Kyrgyzstan, a former Soviet republic that has been home to U.S. Air Force aerial tankers for more than seven years, is threatening to close the Manas Air Base to Americans and other Western military units.
Among those affected would be air and ground crews from Fairchild Air Force Base, which have operated out of Manas since the United States launched its attacks on the Taliban in nearby Afghanistan. Fairchild personnel helped set up the military operation at the airfield, arriving when it was little more than a runway with tents nearby.
Crews from the West Plains Air Force base are such a fixture at Manas that in 2006 they held their own version of Bloomsday, establishing a 12-kilometer race at the installation outside the Kyrgyzstan capital of Bishkek.
First Lt. Noel Bacnis, a Fairchild spokeswoman, said Wednesday that Fairchild crews routinely rotate in and out of Manas on tours lasting about 60 days.
About 60 men and women, along with an undisclosed number of its KC-135 tankers – “more than several, not more than 12,” Bacnis said – are on temporary duty there.
Those assignments would end if Kyrgyzstan President Kurmanbek Bakiyev follows through on a threat made Tuesday to close Manas to U.S. forces and their NATO allies resupplying troops in Afghanistan and refueling the aircraft over that neighboring country.
Bakiyev was in Moscow, where he had just received promises from Russian President Dmitry Medvedev for about $2 billion in loans and hundreds of millions more in grants and debt forgiveness.

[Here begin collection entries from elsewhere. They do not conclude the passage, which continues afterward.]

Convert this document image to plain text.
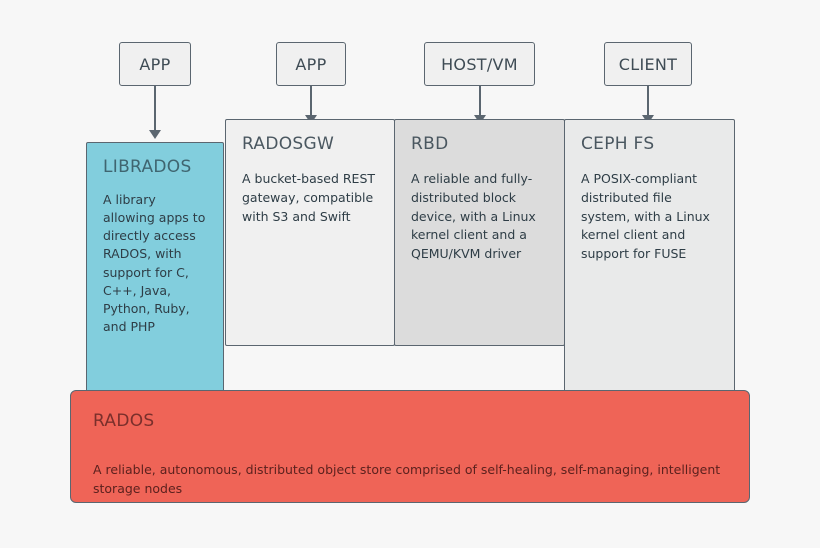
APP	APP	HOST/VM	CLIENT
LIBRADOS
A library allowing apps to directly access RADOS, with support for C, C++, Java, Python, Ruby, and PHP
RADOSGW
A bucket-based REST gateway, compatible with S3 and Swift
RBD
A reliable and fully-distributed block device, with a Linux kernel client and a QEMU/KVM driver
CEPH FS
A POSIX-compliant distributed file system, with a Linux kernel client and support for FUSE
RADOS
A reliable, autonomous, distributed object store comprised of self-healing, self-managing, intelligent storage nodes
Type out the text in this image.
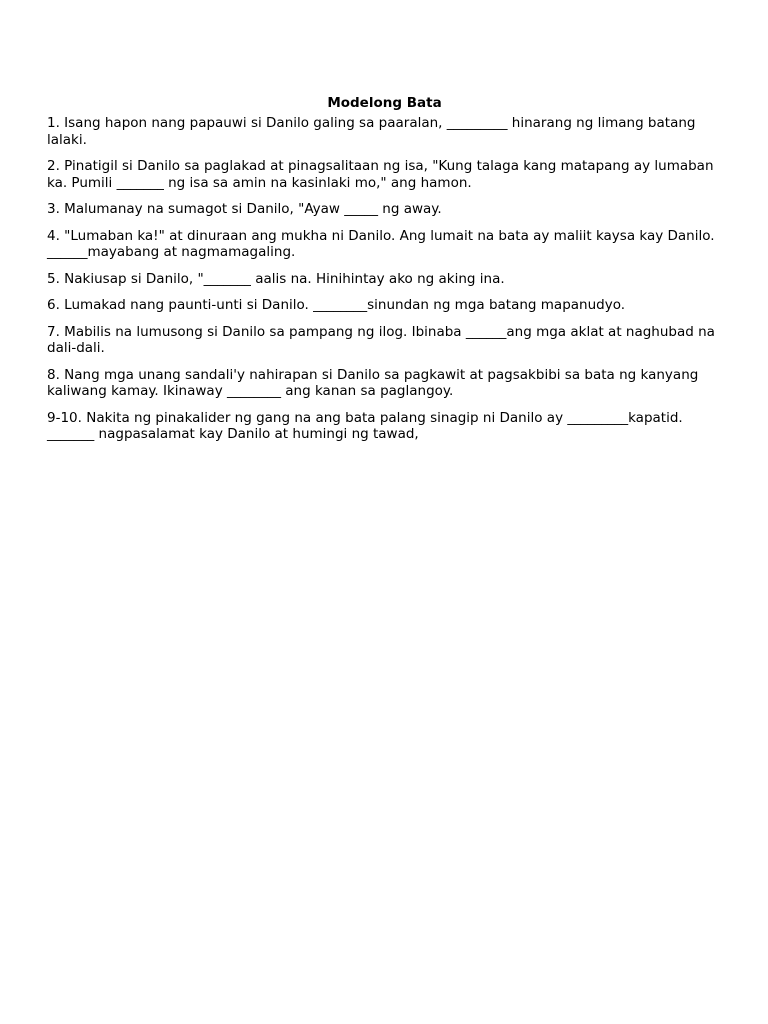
Modelong Bata
1. Isang hapon nang papauwi si Danilo galing sa paaralan, _________ hinarang ng limang batang lalaki.
2. Pinatigil si Danilo sa paglakad at pinagsalitaan ng isa, "Kung talaga kang matapang ay lumaban ka. Pumili _______ ng isa sa amin na kasinlaki mo," ang hamon.
3. Malumanay na sumagot si Danilo, "Ayaw _____ ng away.
4. "Lumaban ka!" at dinuraan ang mukha ni Danilo. Ang lumait na bata ay maliit kaysa kay Danilo. ______mayabang at nagmamagaling.
5. Nakiusap si Danilo, "_______ aalis na. Hinihintay ako ng aking ina.
6. Lumakad nang paunti-unti si Danilo. ________sinundan ng mga batang mapanudyo.
7. Mabilis na lumusong si Danilo sa pampang ng ilog. Ibinaba ______ang mga aklat at naghubad na dali-dali.
8. Nang mga unang sandali'y nahirapan si Danilo sa pagkawit at pagsakbibi sa bata ng kanyang kaliwang kamay. Ikinaway ________ ang kanan sa paglangoy.
9-10. Nakita ng pinakalider ng gang na ang bata palang sinagip ni Danilo ay _________kapatid. _______ nagpasalamat kay Danilo at humingi ng tawad,
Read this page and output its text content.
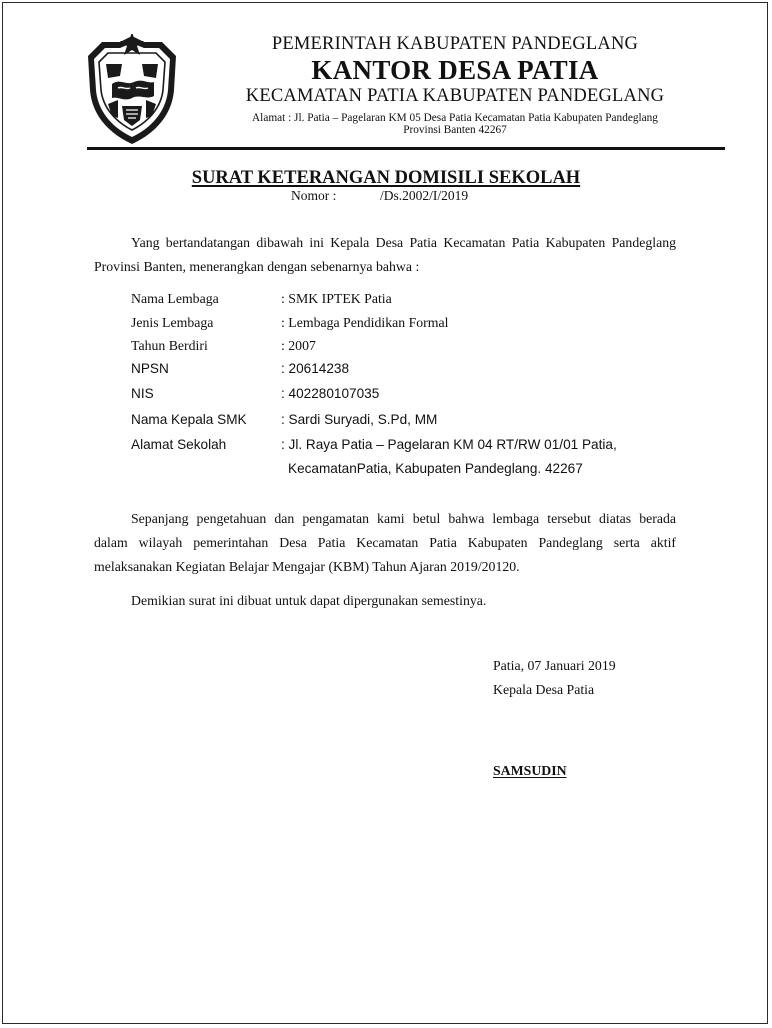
PEMERINTAH KABUPATEN PANDEGLANG
KANTOR DESA PATIA
KECAMATAN PATIA KABUPATEN PANDEGLANG
Alamat : Jl. Patia – Pagelaran KM 05 Desa Patia Kecamatan Patia Kabupaten Pandeglang
Provinsi Banten 42267
SURAT KETERANGAN DOMISILI SEKOLAH
Nomor :	/Ds.2002/I/2019

Yang bertandatangan dibawah ini Kepala Desa Patia Kecamatan Patia Kabupaten Pandeglang
Provinsi Banten, menerangkan dengan sebenarnya bahwa :

Nama Lembaga	: SMK IPTEK Patia
Jenis Lembaga	: Lembaga Pendidikan Formal
Tahun Berdiri	: 2007
NPSN	: 20614238
NIS	: 402280107035
Nama Kepala SMK	: Sardi Suryadi, S.Pd, MM
Alamat Sekolah	: Jl. Raya Patia – Pagelaran KM 04 RT/RW 01/01 Patia,
KecamatanPatia, Kabupaten Pandeglang. 42267

Sepanjang pengetahuan dan pengamatan kami betul bahwa lembaga tersebut diatas berada
dalam wilayah pemerintahan Desa Patia Kecamatan Patia Kabupaten Pandeglang serta aktif
melaksanakan Kegiatan Belajar Mengajar (KBM) Tahun Ajaran 2019/20120.

Demikian surat ini dibuat untuk dapat dipergunakan semestinya.

Patia, 07 Januari 2019
Kepala Desa Patia
SAMSUDIN
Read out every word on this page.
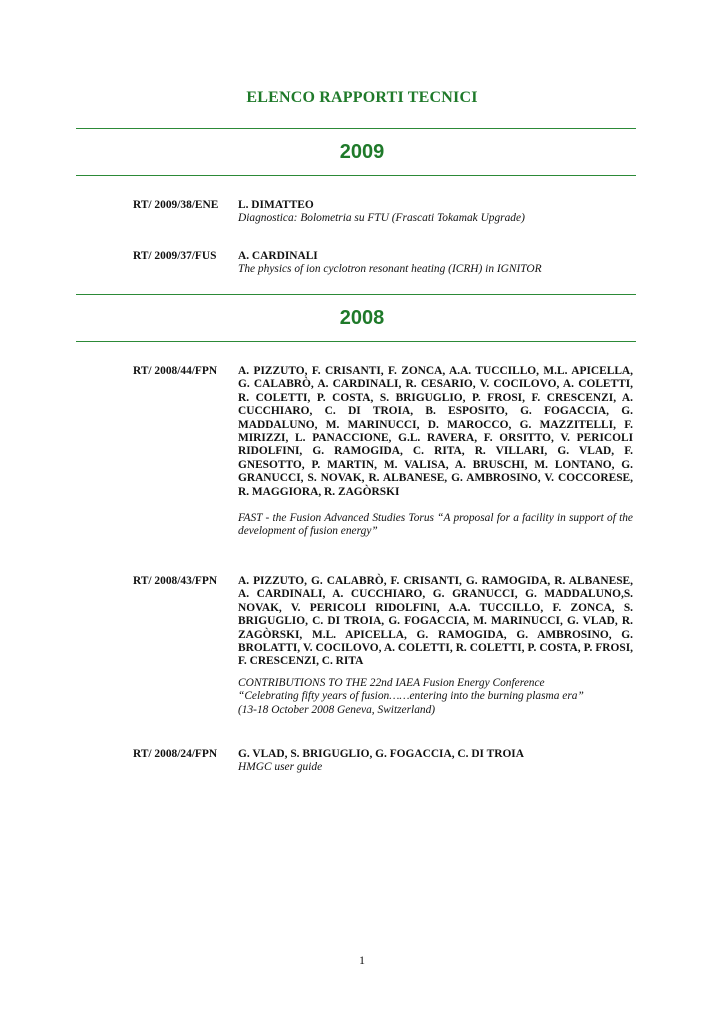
ELENCO RAPPORTI TECNICI
2009
RT/ 2009/38/ENE	L. DIMATTEO
Diagnostica: Bolometria su FTU (Frascati Tokamak Upgrade)
RT/ 2009/37/FUS	A. CARDINALI
The physics of ion cyclotron resonant heating (ICRH) in IGNITOR
2008
RT/ 2008/44/FPN	A. PIZZUTO, F. CRISANTI, F. ZONCA, A.A. TUCCILLO, M.L. APICELLA, G. CALABRÒ, A. CARDINALI, R. CESARIO, V. COCILOVO, A. COLETTI, R. COLETTI, P. COSTA, S. BRIGUGLIO, P. FROSI, F. CRESCENZI, A. CUCCHIARO, C. DI TROIA, B. ESPOSITO, G. FOGACCIA, G. MADDALUNO, M. MARINUCCI, D. MAROCCO, G. MAZZITELLI, F. MIRIZZI, L. PANACCIONE, G.L. RAVERA, F. ORSITTO, V. PERICOLI RIDOLFINI, G. RAMOGIDA, C. RITA, R. VILLARI, G. VLAD, F. GNESOTTO, P. MARTIN, M. VALISA, A. BRUSCHI, M. LONTANO, G. GRANUCCI, S. NOVAK, R. ALBANESE, G. AMBROSINO, V. COCCORESE, R. MAGGIORA, R. ZAGÒRSKI
FAST - the Fusion Advanced Studies Torus “A proposal for a facility in support of the development of fusion energy”
RT/ 2008/43/FPN	A. PIZZUTO, G. CALABRÒ, F. CRISANTI, G. RAMOGIDA, R. ALBANESE, A. CARDINALI, A. CUCCHIARO, G. GRANUCCI, G. MADDALUNO,S. NOVAK, V. PERICOLI RIDOLFINI, A.A. TUCCILLO, F. ZONCA, S. BRIGUGLIO, C. DI TROIA, G. FOGACCIA, M. MARINUCCI, G. VLAD, R. ZAGÒRSKI, M.L. APICELLA, G. RAMOGIDA, G. AMBROSINO, G. BROLATTI, V. COCILOVO, A. COLETTI, R. COLETTI, P. COSTA, P. FROSI, F. CRESCENZI, C. RITA
CONTRIBUTIONS TO THE 22nd IAEA Fusion Energy Conference
“Celebrating fifty years of fusion……entering into the burning plasma era”
(13-18 October 2008 Geneva, Switzerland)
RT/ 2008/24/FPN	G. VLAD, S. BRIGUGLIO, G. FOGACCIA, C. DI TROIA
HMGC user guide
1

Bakiyev said on Russian television that the decision was made in recent days, the Washington Post reported Wednesday, and was prompted by a refusal by the U.S. to raise its payments for using the base and by growing public hostility over American military presence in the country.
One point of contention between the U.S. military and the Kyrgyz government involves an incident in 2006 in which a local truck driver was fatally shot by an American soldier during a security check. Kyrgyzstan wants to prosecute the soldier in its courts, but the Pentagon has refused.
Pentagon officials told the Post they hadn’t heard from the Kyrgyz government about any official plans to close Manas, which was set up in late 2001.
In a 2002 story in The Spokesman-Review, 2nd Lt. Sarah McCoy described being sent on a highly classified deployment the previous December and being told where she was going just before boarding a plane.
She recalled phoning her family and telling them, “We’re going to Kyrgyzstan. Look it up on a map.”
The mountainous country is north of Afghanistan, west of China and south of Kazakhstan.
In a separate interview for that story, Master Sgt. Dave Walker recalled arriving at Manas in early 2002 and helping transform it from a muddy field near the Bishkek airport into a fully operational military base.
“Every single day you experienced something that makes you say, ‘I can’t believe I’m here,’ ” Walker said at the time.
In 2006, about 60 men and women stationed at Manas participated in a sanctioned version of Bloomsday, which race founder Don Kardong said was a way to “give them a little bit of home.” Those who finished got Bloomsday T-shirts, normally reserved for runners on the Spokane course.
Later that year, a Fairchild-based tanker caught fire after it collided with a Kyrgyz commercial airliner. The three-member crew had to evacuate the KC-135, and the fire was put out. The U.S. Air Force delayed disclosing that the fire was caused by the collision with the commercial jet for a day at the request of the Kyrgyz government.
No one was injured in the collision, but both planes were damaged.